In December 2009, Parliament ratified a private sector labor law, updating the antiquated 1964 law. The new law provides private workers with longer leaves and higher severance pay and has a provision for the establishment of a state-owned recruitment company to oversee the importation of foreign labor, a move intended to eliminate visa trading and illicit recruitment of foreign workers.


In July 1995, Parliament passed Law No. 26 authorizing the Ministry of Commerce and Industry to establish free trade zones in Kuwait. In May 1998, the privately-owned National Real Estate Company signed a contract with the Ministry to operate, manage, and market the 50 square-kilometer Kuwait Free Trade Zone (KFTZ) at Shuwaikh port, which was inaugurated in November 1999. Many restrictions faced by foreign firms, such as corporate taxes, technically do not apply to offices or plants within the KFTZ. Some 90 percent of space within the KFTZ has been leased; the majority of firms operating in the zone are Kuwaiti. However, both Kuwaiti and foreign business people report that the Shuwaikh free trade zone is subject to a wide array of regulations by both the central and municipal governments.

In November 2006, the Cabinet Council issued Resolution No. 507/2006 terminating the NREC's contract and suspending all its activities at the FTZ area. The NREC appealed this decision in the Kuwaiti courts but the matter has still not been resolved.

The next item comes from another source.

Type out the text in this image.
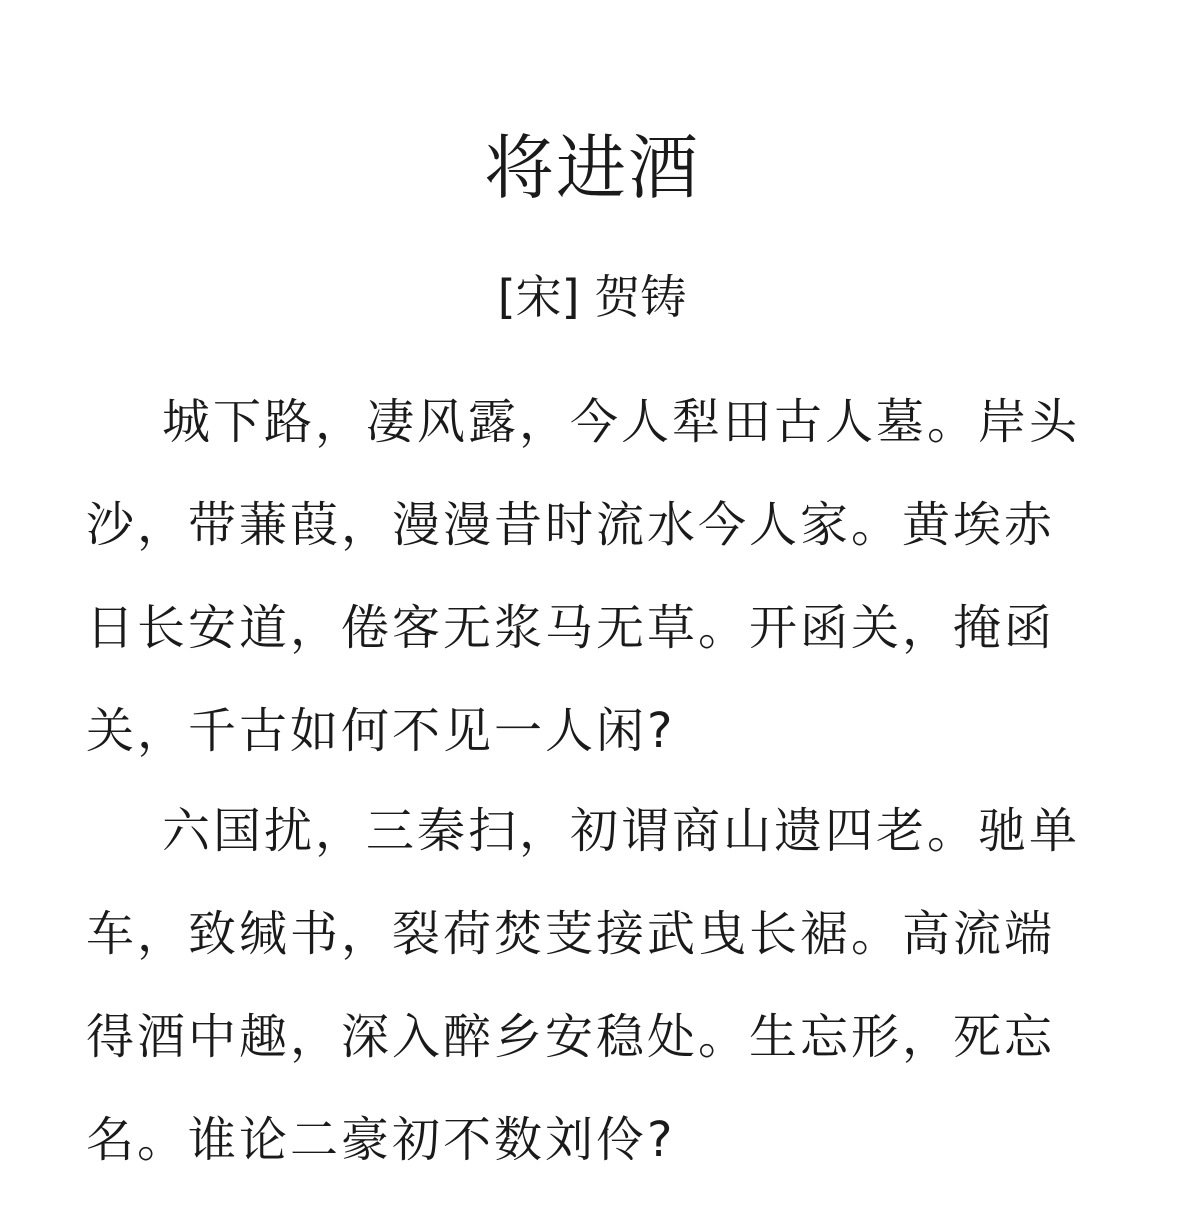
将进酒
[宋] 贺铸

城下路，凄风露，今人犁田古人墓。岸头沙，带蒹葭，漫漫昔时流水今人家。黄埃赤日长安道，倦客无浆马无草。开函关，掩函关，千古如何不见一人闲?

六国扰，三秦扫，初谓商山遗四老。驰单车，致缄书，裂荷焚芰接武曳长裾。高流端得酒中趣，深入醉乡安稳处。生忘形，死忘名。谁论二豪初不数刘伶?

Kuwaiti public investments abroad consist of portfolio investments held by the Kuwait Investment Authority (KIA) the nation's sovereign wealth fund, direct investments of other government entities, as well as those held by private Kuwaitis. Media reports in September 2009 speculated that the KIA's holdings were approximately $210 billion. Details about the composition of both KIA and non-KIA investment portfolios, such as Kuwait Petroleum Corporation's reserve fund, remain murky. Private Kuwaitis' overseas investments are significant, with tens of billions of dollars invested in equities and real estate in North America, Europe and East Asia. The Kuwait Finance House (KFH), in 2009, signed a direct residential real estate investment deal in Chicago for a total cost of USD 242 million.
According to the 2009 World Investment Report (published by the secretariat of the United Nations Conference on Trade and Development, UNCTAD), Kuwait has only attracted $ 56 million of FDI in 2008, ranking Kuwait last in this category within the GCC.

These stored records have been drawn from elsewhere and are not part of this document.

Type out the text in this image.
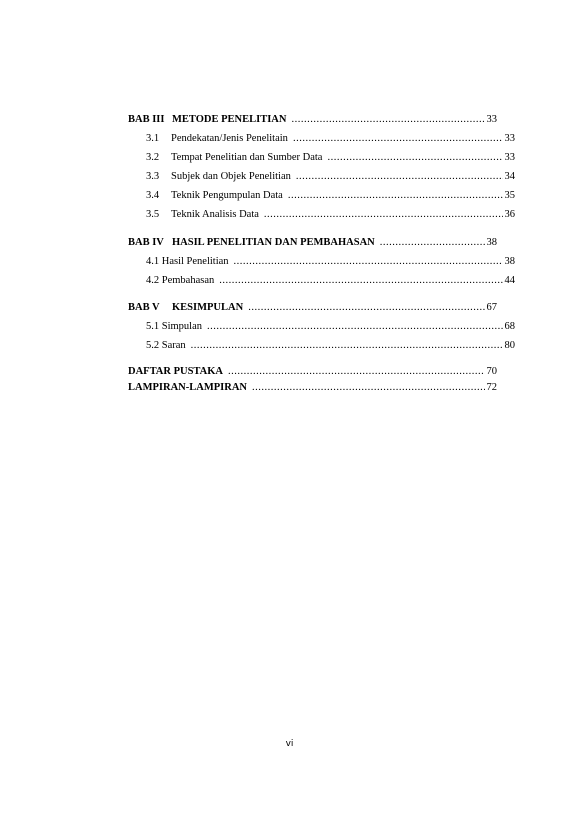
BAB III METODE PENELITIAN .....	33
3.1	Pendekatan/Jenis Penelitain .....	33
3.2	Tempat Penelitian dan Sumber Data .....	33
3.3	Subjek dan Objek Penelitian .....	34
3.4	Teknik Pengumpulan Data .....	35
3.5	Teknik Analisis Data .....	36
BAB IV HASIL PENELITIAN DAN PEMBAHASAN .....	38
4.1 Hasil Penelitian .....	38
4.2 Pembahasan .....	44
BAB V	KESIMPULAN .....	67
5.1 Simpulan .....	68
5.2 Saran .....	80
DAFTAR PUSTAKA .....	70
LAMPIRAN-LAMPIRAN .....	72
vi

Despite of Kuwait’s ongoing efforts to improve the regulatory climate for FDI, Kuwait continues to experience major difficulties with shortage of land that resulted in steep increases on commercial land prices, skilled labor remain in short supply, and labor costs continues to rise. Restrictions remain for foreign investment opportunities in the real estate and energy sectors, (limited size of the market to absorb new projects) and the dominance of clan and family businesses.